We're entering the season of giving. Over the coming weeks, Americans across the nation will gather with family and friends to celebrate the holidays and give selflessly to the people and causes they love.
Unfortunately, the Biden administration might be embracing the giving spirit a little too much. Federal officials may soon decide to give away key domestic assets — American intellectual property (IP) — to our rivals. This will have profound and dangerous consequences for U.S. workers and our economy.
At issue is a proposal before the World Trade Organization (WTO). It would waive patent protections for COVID-19 tests and treatments, which would normally be guaranteed around the world under the 1995 Agreement on Trade-Related Aspects of Intellectual Property, or TRIPS.
The WTO already approved one TRIPS waiver — with support from the United States — for COVID-19 vaccines in June 2022. Advocates for that waiver, primarily China and India, claimed that, by rejecting patent rights and allowing others to make copycat versions of vaccines, the waiver would make vaccines more readily available around the world.
However, as of today, more than enough vaccines have been made and distributed to inoculate the entire global population — without anyone ever relying on the IP waiver.
Indeed, there was no evidence that IP rights prevented any shots from getting into arms in the first place. And, today, the situation is the same for COVID-19 tests and treatments — there's no evidence that patents have reduced the supply of, or access to, those products.
Throughout the pandemic, many companies that had developed COVID-19 tests and treatments voluntarily licensed their proprietary technology to the Medicines Patent Pool. Companies such as Pfizer and Merck made their innovations available to qualified generic manufacturers, thereby expanding access to those products in low- and middle-income countries.
Today, largely due to these voluntary licensing agreements, and the end of the pandemic, the global supply of diagnostics and therapeutics actually exceeds demand. A recent report from the U.S. International Trade Commission confirms that fact. It notes that "only a small number of licensed manufacturers are producing [certain COVID-19 treatments], and demand for their products has been low." The report predicts that a "fall in diagnostics demand will likely continue."
In other words, if the Biden administration decides to support an expansion of the TRIPS waiver — and further undermine global IP rights — it would do nothing to improve the availability of those products or enhance global health. However, it will send a clear signal to American innovators and investors that research and development in health care is not valued and cannot reliably be protected.
About two-thirds of all new drugs in the world come out of American labs. But it wasn't always this way. From at least about 1980, we've doubled our discovery of new drugs through laws and policies that enhanced our intellectual property protection system. America has consistently urged other countries to tap into their own intellectual capital by doing the same.
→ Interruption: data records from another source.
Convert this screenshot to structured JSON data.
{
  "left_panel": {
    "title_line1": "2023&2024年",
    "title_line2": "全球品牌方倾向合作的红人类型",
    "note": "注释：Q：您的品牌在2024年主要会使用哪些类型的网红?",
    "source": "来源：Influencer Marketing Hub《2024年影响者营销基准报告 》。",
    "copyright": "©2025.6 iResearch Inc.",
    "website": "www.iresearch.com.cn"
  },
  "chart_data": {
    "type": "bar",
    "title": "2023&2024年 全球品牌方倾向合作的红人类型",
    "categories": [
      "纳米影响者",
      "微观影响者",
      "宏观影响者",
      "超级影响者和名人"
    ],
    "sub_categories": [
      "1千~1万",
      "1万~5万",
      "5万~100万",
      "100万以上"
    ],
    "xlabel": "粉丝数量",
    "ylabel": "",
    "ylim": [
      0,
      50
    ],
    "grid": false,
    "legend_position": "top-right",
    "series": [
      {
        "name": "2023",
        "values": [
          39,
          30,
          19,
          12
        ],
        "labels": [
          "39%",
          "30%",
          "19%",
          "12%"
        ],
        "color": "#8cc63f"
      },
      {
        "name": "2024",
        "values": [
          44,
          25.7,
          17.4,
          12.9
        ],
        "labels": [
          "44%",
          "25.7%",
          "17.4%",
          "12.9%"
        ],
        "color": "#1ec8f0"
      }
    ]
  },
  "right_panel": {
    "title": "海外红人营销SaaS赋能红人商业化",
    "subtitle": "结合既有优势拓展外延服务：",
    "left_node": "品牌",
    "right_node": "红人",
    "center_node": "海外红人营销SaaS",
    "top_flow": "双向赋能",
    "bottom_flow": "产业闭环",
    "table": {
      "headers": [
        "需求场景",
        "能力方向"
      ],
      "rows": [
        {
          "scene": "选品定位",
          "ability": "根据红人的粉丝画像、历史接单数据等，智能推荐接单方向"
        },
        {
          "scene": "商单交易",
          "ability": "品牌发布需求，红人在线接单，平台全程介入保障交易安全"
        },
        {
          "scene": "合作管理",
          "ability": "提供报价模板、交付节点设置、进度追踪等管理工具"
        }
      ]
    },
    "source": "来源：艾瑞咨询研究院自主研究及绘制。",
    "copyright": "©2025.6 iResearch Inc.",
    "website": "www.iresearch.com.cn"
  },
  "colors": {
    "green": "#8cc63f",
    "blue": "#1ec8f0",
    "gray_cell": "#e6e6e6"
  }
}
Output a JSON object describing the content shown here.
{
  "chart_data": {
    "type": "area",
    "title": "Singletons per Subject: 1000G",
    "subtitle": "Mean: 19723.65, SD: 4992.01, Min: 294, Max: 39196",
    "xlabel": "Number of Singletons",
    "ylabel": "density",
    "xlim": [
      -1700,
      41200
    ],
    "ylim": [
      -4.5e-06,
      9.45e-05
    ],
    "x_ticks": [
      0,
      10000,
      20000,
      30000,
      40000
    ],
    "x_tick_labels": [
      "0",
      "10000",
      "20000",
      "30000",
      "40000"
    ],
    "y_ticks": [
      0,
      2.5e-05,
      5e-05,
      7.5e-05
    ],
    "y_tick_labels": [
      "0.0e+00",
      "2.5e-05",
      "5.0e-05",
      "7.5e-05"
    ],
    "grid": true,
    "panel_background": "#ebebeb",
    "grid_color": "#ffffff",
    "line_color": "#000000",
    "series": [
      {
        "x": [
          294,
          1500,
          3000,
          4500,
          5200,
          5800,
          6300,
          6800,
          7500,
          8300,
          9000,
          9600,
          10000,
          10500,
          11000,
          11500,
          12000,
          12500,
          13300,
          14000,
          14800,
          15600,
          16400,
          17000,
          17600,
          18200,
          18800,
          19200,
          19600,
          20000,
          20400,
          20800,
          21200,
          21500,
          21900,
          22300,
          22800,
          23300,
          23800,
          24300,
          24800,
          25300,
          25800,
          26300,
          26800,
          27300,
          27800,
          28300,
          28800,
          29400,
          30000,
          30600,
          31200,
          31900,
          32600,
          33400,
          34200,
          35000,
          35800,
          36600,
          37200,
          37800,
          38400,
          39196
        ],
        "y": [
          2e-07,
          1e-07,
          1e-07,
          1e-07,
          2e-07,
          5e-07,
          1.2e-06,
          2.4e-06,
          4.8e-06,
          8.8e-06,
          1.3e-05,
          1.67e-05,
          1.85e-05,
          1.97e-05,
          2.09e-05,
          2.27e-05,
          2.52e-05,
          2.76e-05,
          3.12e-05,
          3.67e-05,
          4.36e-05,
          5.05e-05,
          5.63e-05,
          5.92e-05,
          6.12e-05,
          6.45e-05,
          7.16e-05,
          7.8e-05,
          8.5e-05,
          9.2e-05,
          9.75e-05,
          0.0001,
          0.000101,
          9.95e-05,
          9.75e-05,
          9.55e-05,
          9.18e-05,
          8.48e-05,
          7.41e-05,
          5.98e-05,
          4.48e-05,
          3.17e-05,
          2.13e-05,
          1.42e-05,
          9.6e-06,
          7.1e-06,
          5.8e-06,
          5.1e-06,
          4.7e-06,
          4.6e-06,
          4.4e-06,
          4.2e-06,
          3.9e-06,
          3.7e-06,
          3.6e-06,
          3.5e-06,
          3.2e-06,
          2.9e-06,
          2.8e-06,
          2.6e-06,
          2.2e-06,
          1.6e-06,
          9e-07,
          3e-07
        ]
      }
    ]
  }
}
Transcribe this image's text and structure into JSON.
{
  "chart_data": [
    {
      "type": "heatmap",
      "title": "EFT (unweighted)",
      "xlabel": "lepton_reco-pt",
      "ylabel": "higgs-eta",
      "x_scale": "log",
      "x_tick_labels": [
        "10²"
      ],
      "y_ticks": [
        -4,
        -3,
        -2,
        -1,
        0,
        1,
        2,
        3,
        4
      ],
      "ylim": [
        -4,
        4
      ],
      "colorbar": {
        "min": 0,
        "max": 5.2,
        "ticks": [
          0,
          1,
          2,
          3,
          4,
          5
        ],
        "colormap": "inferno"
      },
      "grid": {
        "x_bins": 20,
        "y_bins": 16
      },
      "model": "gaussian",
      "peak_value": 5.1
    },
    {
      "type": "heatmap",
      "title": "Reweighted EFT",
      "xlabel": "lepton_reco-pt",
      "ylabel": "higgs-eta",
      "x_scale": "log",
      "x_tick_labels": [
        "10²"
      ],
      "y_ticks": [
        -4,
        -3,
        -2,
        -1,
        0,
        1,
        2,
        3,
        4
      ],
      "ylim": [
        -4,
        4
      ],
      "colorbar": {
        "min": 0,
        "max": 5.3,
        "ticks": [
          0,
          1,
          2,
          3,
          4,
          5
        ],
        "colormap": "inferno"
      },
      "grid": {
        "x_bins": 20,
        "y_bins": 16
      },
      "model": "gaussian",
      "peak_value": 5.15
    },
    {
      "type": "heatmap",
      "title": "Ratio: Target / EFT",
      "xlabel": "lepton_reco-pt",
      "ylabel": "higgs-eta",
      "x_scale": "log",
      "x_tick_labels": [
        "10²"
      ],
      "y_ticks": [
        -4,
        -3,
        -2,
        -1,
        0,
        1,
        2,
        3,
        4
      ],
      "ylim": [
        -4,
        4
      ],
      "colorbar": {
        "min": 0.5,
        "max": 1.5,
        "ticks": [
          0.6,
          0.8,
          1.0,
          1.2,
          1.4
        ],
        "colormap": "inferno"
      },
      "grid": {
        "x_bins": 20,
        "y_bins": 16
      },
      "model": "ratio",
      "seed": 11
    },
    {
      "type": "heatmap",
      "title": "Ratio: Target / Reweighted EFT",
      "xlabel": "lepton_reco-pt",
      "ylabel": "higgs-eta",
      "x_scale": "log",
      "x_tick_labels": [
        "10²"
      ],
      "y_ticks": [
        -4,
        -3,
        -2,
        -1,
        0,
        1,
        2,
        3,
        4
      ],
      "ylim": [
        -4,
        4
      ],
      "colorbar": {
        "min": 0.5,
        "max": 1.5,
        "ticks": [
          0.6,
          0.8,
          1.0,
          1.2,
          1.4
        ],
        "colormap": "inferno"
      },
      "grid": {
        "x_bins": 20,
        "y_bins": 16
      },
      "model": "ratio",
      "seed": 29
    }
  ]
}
If, however, we were to retreat from advocating for global respect for IP rights, we would discourage the devotion of time, talent and treasure to innovation and especially in the risky and complicated world of drug discovery. That approach would violate the principle precept of health care: First, do no harm. Such a retreat might not kill domestic drug discovery, but it wouldn't help.
Consider the jobs created by research and development at life science companies. The U.S. biopharmaceutical industry supports more than 4.4 million jobs. In total, our life sciences companies and their partners contribute more than $1.4 trillion in economic output.
Without robust protection of IP, investment in American research and development will decline. Those jobs and associated economic success stories will begin to disappear. Skill sets will wither, and capital will flow to other markets. Ironically, to markets that have seen the historic success of our IP system and have imitated it. As our reversal only weakens our innovation ecosystem, theirs will get stronger.
Support for a further expansion of the TRIPS waiver would be giving away valuable American IP rights under the guise of social justice. It won't improve global health care, but it will enrich competing economies. It's not mere theory. One of the waiver's principal sponsors, China, has a well-documented history of IP theft to support its domestic industry, and to lure talent and investment away from the United States.
A decline in life science research anywhere is a decline everywhere. As fewer medicines are invented here, the world will be less prepared for the next pandemic. U.S. companies have a history of voluntarily sharing their discoveries in response to health care crises, from HIV treatments to COVID-19 vaccines. We shouldn't expect similar behavior from those who would take away IP rights unilaterally.
Put simply, the upcoming season of giving shouldn't extend to American intellectual property. The Biden administration has an obligation to protect the fruits of American innovation — for the sake of our technological and economic interests, our labor force and for global health.
Brian O' Shaughnessy is chair of the IP Transactions and Licensing Group of Dinsmore & Shohl, LLP, and a past president of the Licensing Executives Society (USA & Canada), Inc. He also serves as chair of the Bayh-Dole Coalition Board of Directors.